Developing an interest in film, he began working as a screenwriter.

1929

From 1929 to 1933 he produced twelve German films.

1930

He collaborated with several other novices (Fred Zinnemann and Robert Siodmak) on the 1930 film People on Sunday.

Eschewing the German Expressionist styles of F. W. Murnau and Fritz Lang, People on Sunday was considered as a groundbreaking example of the Neue Sachlichkeit or New Objectivity movement in German cinema.

Furthermore, this genre of Strassenfilm ("street film") paved way to the birth of Italian neorealism and the French New Wave.

1931

He wrote the screenplay for the 1931 film adaptation of a novel by Erich Kästner, Emil and the Detectives, also screenplays for the comedy The Man in Search of His Murderer (1931), the operetta Her Grace Commands (1931) and the comedy A Blonde Dream (1932), all of them produced in the Babelsberg Studios in Potsdam near Berlin.

1932

In 1932 Wilder collaborated with the writer and journalist Felix Salten on the screenplay for "Scampolo".

1934

He then moved to Hollywood in 1934, and had a major hit when he, Charles Brackett and Walter Reisch wrote the screenplay for the Academy Award-nominated film Ninotchka (1939).

After Adolf Hitler's rise to power, Wilder went to Paris, where he made his directorial debut film Mauvaise Graine (1934).

He relocated to Hollywood prior to its release.

1944

Wilder established his directorial reputation and received his first nomination for the Academy Award for Best Director with the film noir Double Indemnity (1944), based on the novel by James M. Cain with a screenplay by Wilder and Raymond Chandler.

1945

Wilder won the Best Director and Best Screenplay Academy Awards for The Lost Weekend (1945), which also won the Academy Award for Best Picture.

1950

In the 1950s, Wilder directed and co-wrote a string of critically acclaimed films, including the Hollywood drama Sunset Boulevard (1950), for which he won his second screenplay Academy Award; Ace in the Hole (1951), Stalag 17 (1953) and Sabrina (1954).

1955

During this period, Wilder also directed Marilyn Monroe in two films, The Seven Year Itch (1955) and Some Like It Hot (1959).

1957

Wilder directed and co-wrote three films in 1957: The Spirit of St. Louis, Love in the Afternoon and Witness for the Prosecution.

1960

In 1960, Wilder co-wrote, directed and produced the critically acclaimed film The Apartment.
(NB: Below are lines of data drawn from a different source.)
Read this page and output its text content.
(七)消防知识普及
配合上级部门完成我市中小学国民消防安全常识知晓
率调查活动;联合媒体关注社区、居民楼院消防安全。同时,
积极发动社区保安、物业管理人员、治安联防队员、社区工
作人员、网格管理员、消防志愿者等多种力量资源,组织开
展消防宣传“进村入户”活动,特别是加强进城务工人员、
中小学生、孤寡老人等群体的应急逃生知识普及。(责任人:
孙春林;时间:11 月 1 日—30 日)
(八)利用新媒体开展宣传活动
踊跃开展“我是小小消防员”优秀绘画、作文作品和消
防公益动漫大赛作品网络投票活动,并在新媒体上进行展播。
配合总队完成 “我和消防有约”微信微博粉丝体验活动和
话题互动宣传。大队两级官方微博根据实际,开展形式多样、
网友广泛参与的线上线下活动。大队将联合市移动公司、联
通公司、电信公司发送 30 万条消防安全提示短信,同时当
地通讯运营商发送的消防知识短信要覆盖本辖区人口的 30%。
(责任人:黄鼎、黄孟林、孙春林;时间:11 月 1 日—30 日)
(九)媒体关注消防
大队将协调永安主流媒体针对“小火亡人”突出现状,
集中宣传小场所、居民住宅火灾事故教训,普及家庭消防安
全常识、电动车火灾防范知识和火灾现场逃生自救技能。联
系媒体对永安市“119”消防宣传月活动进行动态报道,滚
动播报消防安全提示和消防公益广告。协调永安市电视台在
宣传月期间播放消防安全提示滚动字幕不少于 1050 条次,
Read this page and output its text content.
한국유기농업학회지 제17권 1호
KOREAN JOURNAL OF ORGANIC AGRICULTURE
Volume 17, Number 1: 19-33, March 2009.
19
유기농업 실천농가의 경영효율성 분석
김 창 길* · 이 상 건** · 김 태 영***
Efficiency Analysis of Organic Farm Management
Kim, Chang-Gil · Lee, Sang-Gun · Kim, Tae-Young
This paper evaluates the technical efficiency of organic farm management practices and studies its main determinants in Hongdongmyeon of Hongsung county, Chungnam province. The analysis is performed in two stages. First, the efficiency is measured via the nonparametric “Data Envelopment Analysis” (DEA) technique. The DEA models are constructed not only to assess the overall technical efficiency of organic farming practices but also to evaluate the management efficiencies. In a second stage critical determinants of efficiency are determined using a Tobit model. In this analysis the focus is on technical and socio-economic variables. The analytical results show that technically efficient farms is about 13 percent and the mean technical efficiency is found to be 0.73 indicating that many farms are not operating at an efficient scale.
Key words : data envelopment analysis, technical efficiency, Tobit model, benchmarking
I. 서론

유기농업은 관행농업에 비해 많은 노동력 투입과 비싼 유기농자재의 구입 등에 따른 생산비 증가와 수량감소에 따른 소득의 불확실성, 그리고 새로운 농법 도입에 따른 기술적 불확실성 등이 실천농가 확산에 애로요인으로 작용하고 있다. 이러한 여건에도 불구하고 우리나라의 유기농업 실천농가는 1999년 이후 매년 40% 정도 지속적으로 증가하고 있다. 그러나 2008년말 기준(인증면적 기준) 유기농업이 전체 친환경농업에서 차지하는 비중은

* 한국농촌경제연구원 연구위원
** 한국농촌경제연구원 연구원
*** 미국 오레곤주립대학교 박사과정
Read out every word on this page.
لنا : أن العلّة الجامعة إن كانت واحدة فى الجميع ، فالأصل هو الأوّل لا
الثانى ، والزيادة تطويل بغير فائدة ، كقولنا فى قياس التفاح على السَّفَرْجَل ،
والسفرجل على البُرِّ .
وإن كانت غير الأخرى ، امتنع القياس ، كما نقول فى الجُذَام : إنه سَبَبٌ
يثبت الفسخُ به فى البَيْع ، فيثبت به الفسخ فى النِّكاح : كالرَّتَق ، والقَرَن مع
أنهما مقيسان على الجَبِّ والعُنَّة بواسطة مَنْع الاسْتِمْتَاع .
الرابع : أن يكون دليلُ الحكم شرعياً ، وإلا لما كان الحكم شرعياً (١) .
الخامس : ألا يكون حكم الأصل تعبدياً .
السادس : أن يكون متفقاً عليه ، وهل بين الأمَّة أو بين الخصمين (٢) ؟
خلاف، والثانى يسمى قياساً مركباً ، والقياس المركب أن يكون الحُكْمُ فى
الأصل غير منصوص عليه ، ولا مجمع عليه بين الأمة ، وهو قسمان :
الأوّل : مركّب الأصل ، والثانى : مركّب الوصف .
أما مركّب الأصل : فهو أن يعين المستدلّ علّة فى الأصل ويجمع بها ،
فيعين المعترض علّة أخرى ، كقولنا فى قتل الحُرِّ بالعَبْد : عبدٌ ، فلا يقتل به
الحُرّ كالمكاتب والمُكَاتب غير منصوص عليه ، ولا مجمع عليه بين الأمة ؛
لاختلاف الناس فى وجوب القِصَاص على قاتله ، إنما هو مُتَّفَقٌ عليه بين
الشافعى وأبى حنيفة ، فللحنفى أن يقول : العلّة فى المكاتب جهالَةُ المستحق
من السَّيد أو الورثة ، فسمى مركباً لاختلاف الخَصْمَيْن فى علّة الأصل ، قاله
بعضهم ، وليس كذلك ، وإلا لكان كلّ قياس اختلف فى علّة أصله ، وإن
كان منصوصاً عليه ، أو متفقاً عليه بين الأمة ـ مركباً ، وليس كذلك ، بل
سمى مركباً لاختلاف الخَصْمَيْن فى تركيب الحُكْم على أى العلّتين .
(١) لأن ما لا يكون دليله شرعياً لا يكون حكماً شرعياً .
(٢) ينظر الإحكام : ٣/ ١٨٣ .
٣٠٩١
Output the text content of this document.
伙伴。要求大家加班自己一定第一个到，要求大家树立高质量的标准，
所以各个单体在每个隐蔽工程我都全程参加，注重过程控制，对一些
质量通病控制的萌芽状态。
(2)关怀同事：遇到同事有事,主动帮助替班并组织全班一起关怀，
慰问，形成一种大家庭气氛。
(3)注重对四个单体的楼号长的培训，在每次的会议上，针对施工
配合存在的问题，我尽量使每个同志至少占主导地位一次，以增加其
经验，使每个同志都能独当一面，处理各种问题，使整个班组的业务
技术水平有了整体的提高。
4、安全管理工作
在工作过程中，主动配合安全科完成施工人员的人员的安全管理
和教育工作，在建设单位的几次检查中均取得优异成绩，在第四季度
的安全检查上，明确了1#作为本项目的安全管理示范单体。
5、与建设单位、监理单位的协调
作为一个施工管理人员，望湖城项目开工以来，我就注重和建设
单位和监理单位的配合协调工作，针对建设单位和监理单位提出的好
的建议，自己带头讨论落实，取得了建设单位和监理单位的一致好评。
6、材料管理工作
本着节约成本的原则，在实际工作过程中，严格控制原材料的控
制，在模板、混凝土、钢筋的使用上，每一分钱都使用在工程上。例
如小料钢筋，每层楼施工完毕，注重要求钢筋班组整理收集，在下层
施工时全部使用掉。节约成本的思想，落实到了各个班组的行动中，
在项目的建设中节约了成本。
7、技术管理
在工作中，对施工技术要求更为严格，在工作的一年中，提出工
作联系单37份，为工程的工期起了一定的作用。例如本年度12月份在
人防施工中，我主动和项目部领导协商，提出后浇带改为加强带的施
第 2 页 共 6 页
It won Wilder Academy Awards for Best Picture, Best Director and Best Original Screenplay.

1961

Other notable films Wilder directed include One, Two, Three (1961), Irma la Douce (1963), Kiss Me, Stupid (1964), The Fortune Cookie (1966) and Avanti! (1972).

1986

Wilder received various honors for his distinguished career including the AFI Life Achievement Award in 1986, the Kennedy Center Honors in 1990, the National Medal of Arts in 1993 and the BAFTA Fellowship Award in 1995.

He also received the Directors Guild of America's Lifetime Achievement Award, the Laurel Award for Screenwriting Achievement and the Producers Guild of America's Lifetime Achievement Award.